Gordon and Hendrickson, who dated for six months before Hendrickson’s death, spent a lot of their time just talking—on Gordon’s comfortable bed, or in the park a few blocks from Norris. They could joke about anything, Gordon said, even things that other people would find offensive or strange.
“We were constantly berating each other, for lack of a better word,” Gordon said. “That’s how we worked off each other. Everything in life was funny.”
Hendrickson did not fight with people much, her friends said. She didn’t see the point. With a whole world of costumes and rap battles and sunshine to be experienced, she wasn’t one to waste time on petty differences.
“She was always so aware of how precious things are, wasn’t worried about the future as much as living life for what it was,” Radoshevich said. “Any time I’d meet up with her, she’d seem to be enjoying whatever she was doing.”
Like all Grinnell students, Hendrickson wasn’t perfect, but her friends laugh thinking about it. She was forever losing things, they say, and she was constantly late. If she left something in a friend’s room, it would be there for weeks, even months, before they finally forced her to take it back.
“I think she lost five p-cards,” Podair said. “She’d lose her phone, and we’d go across campus looking for it, and she’d be like, ‘It might be in this person’s car from two days ago. Oh, I don’t have the keys, though.’”
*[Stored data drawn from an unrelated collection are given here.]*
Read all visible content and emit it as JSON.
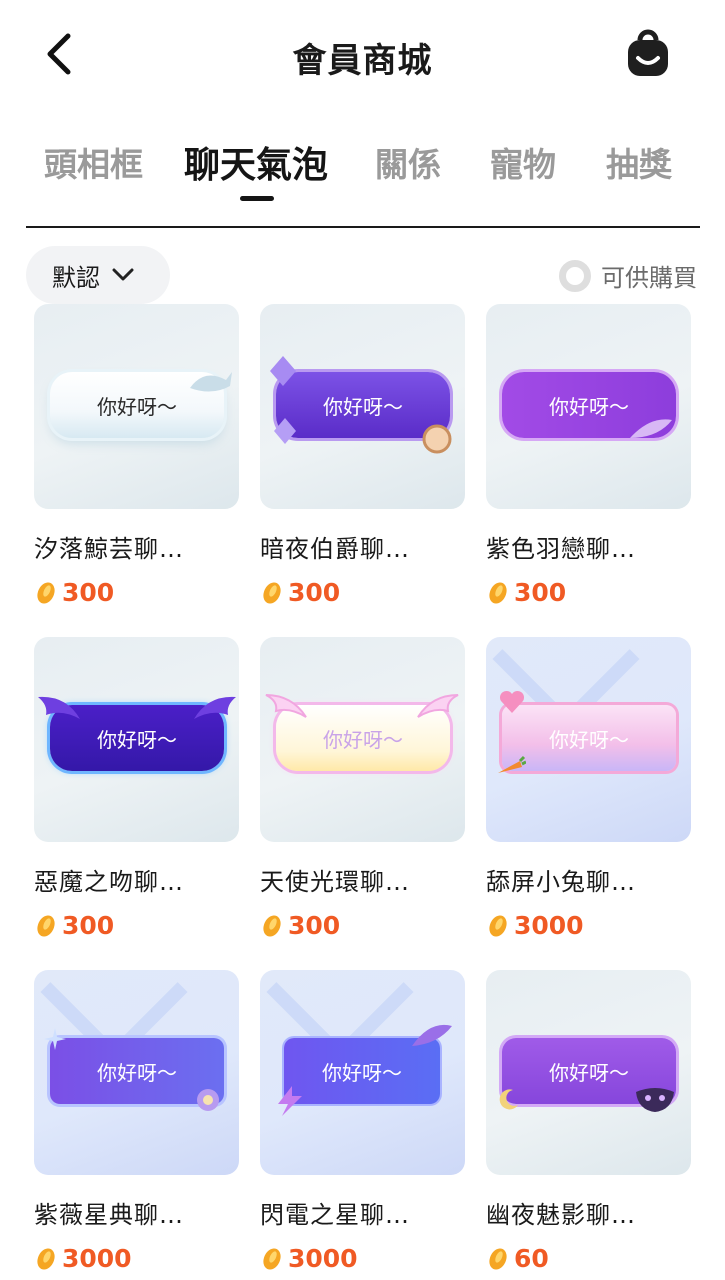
{
  "header": {
    "title": "會員商城",
    "back_icon": "chevron-left-icon",
    "bag_icon": "backpack-icon"
  },
  "tabs": [
    {
      "label": "頭相框",
      "active": false
    },
    {
      "label": "聊天氣泡",
      "active": true
    },
    {
      "label": "關係",
      "active": false
    },
    {
      "label": "寵物",
      "active": false
    },
    {
      "label": "抽獎",
      "active": false
    }
  ],
  "sort": {
    "label": "默認",
    "icon": "chevron-down-icon"
  },
  "filter": {
    "label": "可供購買",
    "checked": false
  },
  "items": [
    {
      "name": "汐落鯨芸聊…",
      "price": "300",
      "bubble_text": "你好呀～"
    },
    {
      "name": "暗夜伯爵聊…",
      "price": "300",
      "bubble_text": "你好呀～"
    },
    {
      "name": "紫色羽戀聊…",
      "price": "300",
      "bubble_text": "你好呀～"
    },
    {
      "name": "惡魔之吻聊…",
      "price": "300",
      "bubble_text": "你好呀～"
    },
    {
      "name": "天使光環聊…",
      "price": "300",
      "bubble_text": "你好呀～"
    },
    {
      "name": "舔屏小兔聊…",
      "price": "3000",
      "bubble_text": "你好呀～"
    },
    {
      "name": "紫薇星典聊…",
      "price": "3000",
      "bubble_text": "你好呀～"
    },
    {
      "name": "閃電之星聊…",
      "price": "3000",
      "bubble_text": "你好呀～"
    },
    {
      "name": "幽夜魅影聊…",
      "price": "60",
      "bubble_text": "你好呀～"
    }
  ],
  "colors": {
    "price": "#f05a24",
    "coin": "#f5a623",
    "active_tab": "#151515",
    "inactive_tab": "#9a9a9a"
  }
}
Even in the midst of his grief, Gordon is trying to focus on the best parts of his time with Hendrickson. He thinks about small moments with her—visiting her after she had finished her homework, watching Arrested Development, and witnessing her obsession with www.fmylife.com.
“Whitney just brought so much happiness to my life, and my entire world centered around making her happy,” he said. “It was my goal to see that smile and hear that laugh every single day. I can say with all honesty that my biggest achievement at Grinnell so far was getting Whitney Hendrickson to love me.”
A service to celebrate Hendrickson’s life will be held on Friday, April 3 at 4:30 P.M. in Herrick Chapel, with a reception following in JRC 101. At the service, her friends will be able to share their favorite memories of Hendrickson and pay tribute to the girl they say made every day better.
“Of my entire life, 80 to 90 percent of my most hilarious days were with her,” Radoshevich said.